Not even God's continual reassurances that Gideon was the right person for the job were enough to convince Gideon. He asked for all sorts of signs and miracles to prove that God meant what He said. Only after repeated miracles did Gideon accept God's chosen role for him - and he went on to become one of Israel's greatest leaders.
What about you? Do you believe that God loves you and can use you, no matter what you or others think about you? The Bible says that you are "fearfully and wonderfully made" -- specially created by a loving Father to be a unique person with your own strengths and abilities. The God who knew you before you left your mother's womb has a special purpose in mind for you (Psalm 139:13-14). Don't sell yourself short -- like Gideon did -- when God calls upon you to face a challenge. He knows that you can handle it with His help. And wouldn't your Heavenly Father know best?
God listens.
Heaven hears.
ok. that was freaky. it's especially apt since i've been questioning lately why in the world i am in law school when i'm not as smart as my blockmates, i'm not good at public speaking, i suck at debates, and there are probably a thousand other people who should've gotten my slot in UP law, yet, i'm there. i've also been questioning this since i read in PDL that i should be in a field i really like and that suits my personality. another reason why this e-mail is relevant: if you know me well enough, it wouldn't be difficult to make out that i am very insecure about myself, especially with my looks. eerily, the last chapter i read in the PDL is about each of us being uniquely shaped to serve God. and then i get this e-mail. and the subject is even "an answer", as if i've been waiting for it my whole life. the thing is, i didn't even sign up for this site, and it isn't from GCF or any church that i know of. and i don't even use this e-mail much, usually i use my other account at edsamail, so i don't know why the message was sent to my ahoo mail. anyway, i'm extending a big thanks to whoever sent it. it's such a beautiful message. i hope you're also blessed when you read it.
Labels: forwards
i spent the whole day yesterday at greenbelt [again], this time with trina and janus, who i haven't seen since last year [when we went to school to get the yearbook]. i was only supposed to meet trina for the incubus tickets [weki got us row 20 tickets!! so i had to sell my 2 extra tickets again], but we decided to invite janus also and turned it into a mini-reunion. essentially, we're still the same old persons, except that they both have jobs now in advertising [which i really envy. i'll bet it's far more exciting than the black and white world of law :p] and janus developed a liking for F4. we gorged ourselves at 'recipes' while indulging each other on the latest gossip about our ex-blockmates. hehe. we went to powerbooks, where we tried to look for janus' article in the december issue of the men's magazine, manual, but they didn't have back issues anymore. i bought the cutest bible i've ever seen [aside from the precious moments bible i bought before] - it was the whole new testament in magazine format. angela [our host for the purpose driven life prayer sessions] had one before, and i wanted to get one also, but i didn't know it was still available until i saw a copy in power books. janus desperately tried to tear it away from me and was urging me to buy zsazsa zaturnah [a new local gay comic book] instead. hehe. neil picked me up later on, and we ate at max brenner with trina. janus had to leave because she had to shop for dvd's in quiapo. in max branner, each of us ate a piece of chocolate that was less than 1 cm x 1 cm, and it cost us 50 pesos per piece. a whole bar of cadbury chocolate would've satisfied me more and would've cost me less. or better yet, a whole pack of choc nut.
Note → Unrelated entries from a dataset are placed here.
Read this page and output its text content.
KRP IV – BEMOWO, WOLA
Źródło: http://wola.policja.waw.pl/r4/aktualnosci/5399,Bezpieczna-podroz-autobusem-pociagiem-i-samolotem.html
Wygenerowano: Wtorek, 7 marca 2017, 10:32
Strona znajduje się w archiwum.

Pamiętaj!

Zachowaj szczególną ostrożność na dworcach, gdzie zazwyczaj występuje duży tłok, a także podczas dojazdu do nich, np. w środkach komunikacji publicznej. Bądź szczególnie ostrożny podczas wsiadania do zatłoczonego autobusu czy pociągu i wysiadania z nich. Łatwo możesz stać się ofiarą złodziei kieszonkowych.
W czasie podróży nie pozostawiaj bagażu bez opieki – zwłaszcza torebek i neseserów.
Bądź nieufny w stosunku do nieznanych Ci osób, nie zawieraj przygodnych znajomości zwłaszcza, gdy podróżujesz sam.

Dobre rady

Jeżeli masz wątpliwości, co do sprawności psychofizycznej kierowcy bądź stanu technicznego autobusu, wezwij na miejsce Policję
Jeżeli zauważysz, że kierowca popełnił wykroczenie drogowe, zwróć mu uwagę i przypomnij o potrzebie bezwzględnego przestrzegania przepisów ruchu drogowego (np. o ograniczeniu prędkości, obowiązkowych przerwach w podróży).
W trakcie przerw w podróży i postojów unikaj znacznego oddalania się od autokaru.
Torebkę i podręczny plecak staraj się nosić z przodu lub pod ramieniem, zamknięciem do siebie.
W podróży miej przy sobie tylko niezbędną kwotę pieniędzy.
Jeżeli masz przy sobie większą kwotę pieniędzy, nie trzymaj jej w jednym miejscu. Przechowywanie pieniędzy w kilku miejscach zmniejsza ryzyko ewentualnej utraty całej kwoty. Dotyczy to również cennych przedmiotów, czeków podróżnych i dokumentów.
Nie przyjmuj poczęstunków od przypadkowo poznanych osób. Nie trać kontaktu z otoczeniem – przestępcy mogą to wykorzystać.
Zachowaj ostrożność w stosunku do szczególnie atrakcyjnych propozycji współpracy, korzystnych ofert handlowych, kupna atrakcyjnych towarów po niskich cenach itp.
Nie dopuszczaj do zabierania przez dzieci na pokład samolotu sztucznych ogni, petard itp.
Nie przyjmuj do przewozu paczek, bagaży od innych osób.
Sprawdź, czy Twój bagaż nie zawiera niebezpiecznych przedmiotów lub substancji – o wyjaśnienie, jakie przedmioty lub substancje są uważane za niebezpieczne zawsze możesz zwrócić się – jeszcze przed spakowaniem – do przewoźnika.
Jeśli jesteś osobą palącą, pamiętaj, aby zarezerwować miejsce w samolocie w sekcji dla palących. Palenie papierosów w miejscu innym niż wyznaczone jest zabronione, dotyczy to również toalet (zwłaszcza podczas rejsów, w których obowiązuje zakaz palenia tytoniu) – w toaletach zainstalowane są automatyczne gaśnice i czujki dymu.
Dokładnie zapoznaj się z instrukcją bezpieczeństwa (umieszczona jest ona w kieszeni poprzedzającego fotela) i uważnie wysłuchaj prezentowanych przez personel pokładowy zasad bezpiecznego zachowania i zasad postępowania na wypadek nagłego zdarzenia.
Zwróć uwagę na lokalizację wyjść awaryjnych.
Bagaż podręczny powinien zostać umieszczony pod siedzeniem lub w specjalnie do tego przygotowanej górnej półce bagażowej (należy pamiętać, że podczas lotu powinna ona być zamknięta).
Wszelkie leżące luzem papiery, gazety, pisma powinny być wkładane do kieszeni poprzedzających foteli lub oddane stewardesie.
we went to med city to visit jenny, she's been confined there for around three days already. james was there also. too bad weki and penny already left.
neil and i watched the "hangad" benefit concert at meralco theater later that evening, the one joy invited us to watch. she and her sister are members of the catholic group, and they were going to perform that evening. it was the first time neil and i stepped foot on meralco theater, so we didn't actually know where to go. after asking a few guards where it was, we finally reached the building where the theater was located. when we got in, there was a long line leading to the theater entrance. we were supposed to line up until i saw, at the end of the line, professor te, my current teacher in crim 2! i don't know what he was doing there. i honestly don't like seeing or talking to any of our professors outside the classroom. it's bad enough that i have to greet them when i see them along the corridors in school, it's even worse that i have to see them outside of malcolm hall. i just don't have enough guts like my other blockmates to come up to a teacher and strike a normal conversation, as if he/she isn't making your life miserable. what made it more difficult was the fact that i had bad recits in his class [i have bad recits in every class :p], and i just felt that i'm so small compared to him [figuratively, obviously hehehe]. and what are we going to talk about anyway?? and so, i let someone else go ahead in the line, but sir still saw me, so i just politely smiled and waved at him and that was it. he was talking to some friends anyway, so i don't think he noticed that i was trying to evade him.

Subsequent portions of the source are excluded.